In his experience, he has encounter people who claim to not be a hero, because many believe that a heroes is someone that does big world changing things, but Brown’s axiom is that heroes just make life better.

“From my perspective, it is just the everyday things we do with good intention. It’s those everyday things we do with excellence. Those are the hero effects,” said Brown. “My wife, a hero to our son, gave up her career to make sure that he got everything that he needed. Sometimes just making lunch for your kid, and making sure they get to school safely, and making sure they get back home…that’s pretty heroic, but we dismiss it. And so, heroes make life better, that’s it. Whatever that looks like at home, at work, in the community. Just make life better. Sometimes you never know when just a kind word, or a smile can brighten someone’s day, lighten the load, and maybe give them a little something they needed that day. You never know when something is going to fall out of our mouth and land on someone’s heart.”

Brown’s presentation has taken him around the world to places as far away as Guatemala and Australia, with some of his presentations seeing crowds that number around 10,000 people.

“I still get really nervous when I take the stage. I said to my wife: ‘do you think that will go away’, because I was actually kind of frustrated by it. And she said ‘you better hope it never goes away’ and I said ‘what do you mean’, and she said ‘the fact that you’re nervous means you still care about the people sitting out there. The minute that you’re no longer nervous, then it’s about you and not about them.’ So I’m okay with the nerves now,” said Brown.

Through his experience in presenting around the world, Brown has come to realize how important it is to share his story, and the effect it has upon those that are dealing with their own struggles.

“I never realized how many people in this world are hurting, struggling, trying to overcome circumstances. And a friend of mine once said to me ‘you never know when your story will become someone else’s survival guide’, and so all of the things I went through as a kid, the things my son has gone through, the things my wife has gone through. That story, as it evolves, as we tell more of it…we get cards, and emails, and letter from people who tell us their story. And they tell us about, may be their kid’s struggling, or their struggle, and in some weird way, I think it gives people permission to not be okay all the time,” said Brown. “And to confront those things that they feel like they need to work on, maybe it’s hurts, past failures, insecurities, all of those things and we never thought that our little story could be a catalyst to find hope and find changes that they wanted to make. I feel an extraordinary responsibility to keep doing this, to keep telling the story, to keep getting better at telling the story. Because if I can make just a little, tiny difference in the world, then I can sleep better at night.”

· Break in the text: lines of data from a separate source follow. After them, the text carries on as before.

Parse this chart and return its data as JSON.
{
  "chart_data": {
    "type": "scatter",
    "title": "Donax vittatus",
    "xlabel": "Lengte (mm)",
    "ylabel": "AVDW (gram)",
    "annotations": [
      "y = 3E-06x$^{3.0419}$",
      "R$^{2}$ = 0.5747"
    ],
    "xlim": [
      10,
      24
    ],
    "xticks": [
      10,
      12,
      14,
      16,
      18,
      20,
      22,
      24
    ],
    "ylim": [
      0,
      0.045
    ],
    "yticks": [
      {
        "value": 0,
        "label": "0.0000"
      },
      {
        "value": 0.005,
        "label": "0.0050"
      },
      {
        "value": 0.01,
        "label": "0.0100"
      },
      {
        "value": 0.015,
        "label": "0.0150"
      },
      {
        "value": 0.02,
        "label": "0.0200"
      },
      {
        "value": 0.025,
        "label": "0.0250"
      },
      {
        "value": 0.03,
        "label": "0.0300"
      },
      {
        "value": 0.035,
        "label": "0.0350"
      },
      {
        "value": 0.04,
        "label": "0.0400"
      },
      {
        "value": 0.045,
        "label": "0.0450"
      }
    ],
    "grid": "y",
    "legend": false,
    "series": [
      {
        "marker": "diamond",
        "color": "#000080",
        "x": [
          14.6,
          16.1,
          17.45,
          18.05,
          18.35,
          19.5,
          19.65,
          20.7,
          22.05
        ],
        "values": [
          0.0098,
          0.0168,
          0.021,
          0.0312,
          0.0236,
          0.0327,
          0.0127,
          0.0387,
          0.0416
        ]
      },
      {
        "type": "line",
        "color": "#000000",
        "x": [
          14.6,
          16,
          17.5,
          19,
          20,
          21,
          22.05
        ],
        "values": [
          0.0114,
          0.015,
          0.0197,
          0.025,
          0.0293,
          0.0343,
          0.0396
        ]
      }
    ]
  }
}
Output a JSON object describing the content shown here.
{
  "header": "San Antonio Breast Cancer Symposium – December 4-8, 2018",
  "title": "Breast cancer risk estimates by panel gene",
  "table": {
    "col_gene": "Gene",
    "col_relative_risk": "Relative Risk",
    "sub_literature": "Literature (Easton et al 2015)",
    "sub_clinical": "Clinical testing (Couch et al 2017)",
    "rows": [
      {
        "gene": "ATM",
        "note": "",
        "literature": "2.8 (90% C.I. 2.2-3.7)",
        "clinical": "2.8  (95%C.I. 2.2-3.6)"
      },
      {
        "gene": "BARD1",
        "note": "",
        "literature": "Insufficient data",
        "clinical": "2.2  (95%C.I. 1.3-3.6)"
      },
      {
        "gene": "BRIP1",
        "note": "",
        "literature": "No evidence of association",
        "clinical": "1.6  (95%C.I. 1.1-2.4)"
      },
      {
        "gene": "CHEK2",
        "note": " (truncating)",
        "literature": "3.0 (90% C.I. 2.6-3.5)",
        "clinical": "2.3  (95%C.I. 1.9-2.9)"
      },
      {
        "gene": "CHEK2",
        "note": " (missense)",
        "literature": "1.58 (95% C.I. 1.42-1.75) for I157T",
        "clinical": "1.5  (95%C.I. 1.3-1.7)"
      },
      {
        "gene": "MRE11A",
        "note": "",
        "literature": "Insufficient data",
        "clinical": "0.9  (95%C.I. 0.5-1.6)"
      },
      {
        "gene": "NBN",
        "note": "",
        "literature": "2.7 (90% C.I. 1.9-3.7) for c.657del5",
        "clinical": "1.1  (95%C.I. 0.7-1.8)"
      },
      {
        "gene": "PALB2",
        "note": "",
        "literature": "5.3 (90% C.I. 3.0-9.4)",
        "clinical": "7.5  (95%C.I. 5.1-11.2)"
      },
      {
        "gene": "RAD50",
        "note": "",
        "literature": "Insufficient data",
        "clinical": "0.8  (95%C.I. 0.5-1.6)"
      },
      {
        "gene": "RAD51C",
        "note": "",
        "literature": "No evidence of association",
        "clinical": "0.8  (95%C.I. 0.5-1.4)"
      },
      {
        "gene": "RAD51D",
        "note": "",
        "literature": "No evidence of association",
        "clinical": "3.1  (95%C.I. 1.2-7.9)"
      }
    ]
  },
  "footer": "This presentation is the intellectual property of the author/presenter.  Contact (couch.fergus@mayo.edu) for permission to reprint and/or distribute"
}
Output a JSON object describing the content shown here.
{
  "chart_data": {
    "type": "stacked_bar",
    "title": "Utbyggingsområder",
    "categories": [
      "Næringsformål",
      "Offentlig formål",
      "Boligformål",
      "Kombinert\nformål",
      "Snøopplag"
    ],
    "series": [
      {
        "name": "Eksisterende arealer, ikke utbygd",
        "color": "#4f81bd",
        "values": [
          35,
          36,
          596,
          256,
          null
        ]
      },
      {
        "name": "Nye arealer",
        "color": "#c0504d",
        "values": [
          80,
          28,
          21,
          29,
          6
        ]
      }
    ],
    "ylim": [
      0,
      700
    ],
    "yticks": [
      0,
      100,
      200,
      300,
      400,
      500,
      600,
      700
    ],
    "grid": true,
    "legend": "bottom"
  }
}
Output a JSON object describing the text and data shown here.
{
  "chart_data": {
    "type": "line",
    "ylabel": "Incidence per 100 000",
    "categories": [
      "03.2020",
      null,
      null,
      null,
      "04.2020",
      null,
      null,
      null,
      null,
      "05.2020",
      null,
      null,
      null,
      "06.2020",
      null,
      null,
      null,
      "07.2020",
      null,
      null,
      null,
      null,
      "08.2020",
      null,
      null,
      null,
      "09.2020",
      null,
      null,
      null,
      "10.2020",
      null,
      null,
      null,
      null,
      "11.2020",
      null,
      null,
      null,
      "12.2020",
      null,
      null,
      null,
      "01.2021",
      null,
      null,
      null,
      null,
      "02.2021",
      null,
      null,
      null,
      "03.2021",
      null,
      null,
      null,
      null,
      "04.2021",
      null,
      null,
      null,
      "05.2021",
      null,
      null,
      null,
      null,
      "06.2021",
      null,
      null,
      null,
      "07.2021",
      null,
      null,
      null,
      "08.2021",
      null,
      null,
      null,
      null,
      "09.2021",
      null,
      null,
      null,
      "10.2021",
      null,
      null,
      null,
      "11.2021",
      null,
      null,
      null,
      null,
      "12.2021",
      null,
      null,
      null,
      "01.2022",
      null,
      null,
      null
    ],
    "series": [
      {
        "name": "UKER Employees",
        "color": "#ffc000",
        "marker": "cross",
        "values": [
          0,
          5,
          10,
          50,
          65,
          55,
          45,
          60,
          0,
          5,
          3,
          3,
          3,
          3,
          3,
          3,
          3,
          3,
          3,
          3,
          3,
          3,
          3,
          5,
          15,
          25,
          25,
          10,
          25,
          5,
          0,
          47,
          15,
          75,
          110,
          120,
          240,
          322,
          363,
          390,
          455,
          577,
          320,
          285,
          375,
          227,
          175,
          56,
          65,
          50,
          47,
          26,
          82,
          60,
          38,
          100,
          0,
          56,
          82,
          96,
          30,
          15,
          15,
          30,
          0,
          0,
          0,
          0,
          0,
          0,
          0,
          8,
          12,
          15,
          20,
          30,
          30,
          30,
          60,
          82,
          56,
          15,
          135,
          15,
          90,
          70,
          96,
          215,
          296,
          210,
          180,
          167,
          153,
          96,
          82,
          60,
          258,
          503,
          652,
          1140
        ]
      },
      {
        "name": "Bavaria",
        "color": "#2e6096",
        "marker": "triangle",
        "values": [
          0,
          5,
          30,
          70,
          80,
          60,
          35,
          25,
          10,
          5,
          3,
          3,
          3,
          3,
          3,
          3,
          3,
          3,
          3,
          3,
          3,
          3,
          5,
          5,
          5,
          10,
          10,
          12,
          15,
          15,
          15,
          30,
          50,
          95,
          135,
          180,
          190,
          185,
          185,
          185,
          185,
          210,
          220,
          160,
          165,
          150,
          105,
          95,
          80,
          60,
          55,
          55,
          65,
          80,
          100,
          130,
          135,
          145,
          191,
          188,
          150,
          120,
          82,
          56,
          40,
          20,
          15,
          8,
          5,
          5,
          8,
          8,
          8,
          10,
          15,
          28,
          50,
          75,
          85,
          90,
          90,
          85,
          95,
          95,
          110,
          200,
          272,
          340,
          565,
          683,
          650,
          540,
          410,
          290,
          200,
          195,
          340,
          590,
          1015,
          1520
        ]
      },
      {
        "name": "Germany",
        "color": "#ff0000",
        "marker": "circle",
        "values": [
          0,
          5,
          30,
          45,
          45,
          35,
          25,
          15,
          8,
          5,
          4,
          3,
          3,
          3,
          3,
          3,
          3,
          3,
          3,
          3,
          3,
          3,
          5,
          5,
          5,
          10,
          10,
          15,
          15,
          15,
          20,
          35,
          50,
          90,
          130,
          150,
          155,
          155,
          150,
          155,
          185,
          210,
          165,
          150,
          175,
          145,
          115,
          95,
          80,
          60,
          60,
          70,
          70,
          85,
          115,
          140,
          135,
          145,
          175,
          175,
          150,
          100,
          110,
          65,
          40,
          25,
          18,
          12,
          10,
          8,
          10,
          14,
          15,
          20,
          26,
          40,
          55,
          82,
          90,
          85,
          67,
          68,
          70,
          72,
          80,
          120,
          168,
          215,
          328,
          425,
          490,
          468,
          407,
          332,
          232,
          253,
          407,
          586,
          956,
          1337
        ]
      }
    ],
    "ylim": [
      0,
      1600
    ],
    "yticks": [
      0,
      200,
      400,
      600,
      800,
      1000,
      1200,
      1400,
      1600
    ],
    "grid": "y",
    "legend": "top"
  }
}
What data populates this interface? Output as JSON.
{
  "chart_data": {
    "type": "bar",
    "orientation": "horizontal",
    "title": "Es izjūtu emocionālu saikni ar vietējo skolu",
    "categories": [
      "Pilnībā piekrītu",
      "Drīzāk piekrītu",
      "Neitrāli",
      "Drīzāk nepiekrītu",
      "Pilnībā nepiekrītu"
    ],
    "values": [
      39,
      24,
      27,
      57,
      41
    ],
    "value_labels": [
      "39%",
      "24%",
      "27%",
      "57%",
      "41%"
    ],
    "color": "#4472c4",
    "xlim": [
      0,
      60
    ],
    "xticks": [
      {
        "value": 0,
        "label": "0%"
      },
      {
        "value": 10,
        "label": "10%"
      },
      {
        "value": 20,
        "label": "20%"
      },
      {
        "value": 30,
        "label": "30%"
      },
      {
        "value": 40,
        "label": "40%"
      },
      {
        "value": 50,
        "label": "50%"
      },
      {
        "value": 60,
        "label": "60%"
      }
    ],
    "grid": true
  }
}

Those in attendance for the presentation also received a free copy of Brown’s book: Unleashing Your Hero.

“Ponca City is amazing. It is one of the side benefits of this job that is have is that I get to see parts of the world that I would have never seen before. To be able to come to Ponca City and meet, today, with the leaders of Ponca City, Kay County, to talk to leaders that have been here and poured their life into this,” said Brown. To talk to emerging leaders. Sometimes doing our jobs, we lose sight of the impact we actually have. Because work is work a job is a job and sometimes we get lost in the mechanics of the job and lose perspective. You look at everything in Ponca City and Kay County, the progress and economic development, everything that’s happening started with a vision. It started with a plan, people who were committed to this community and each other. And I think that is pretty heroic. I’ve been hanging out in Ponca City meeting heroes everywhere I go, because the truth is they show up in gas stations, grocery stores, classrooms, casinos, restaurants. They show up everywhere, and if we’re looking for them… we’ll find them. But if our heads are down and our thumbs are moving, we’ll miss them.”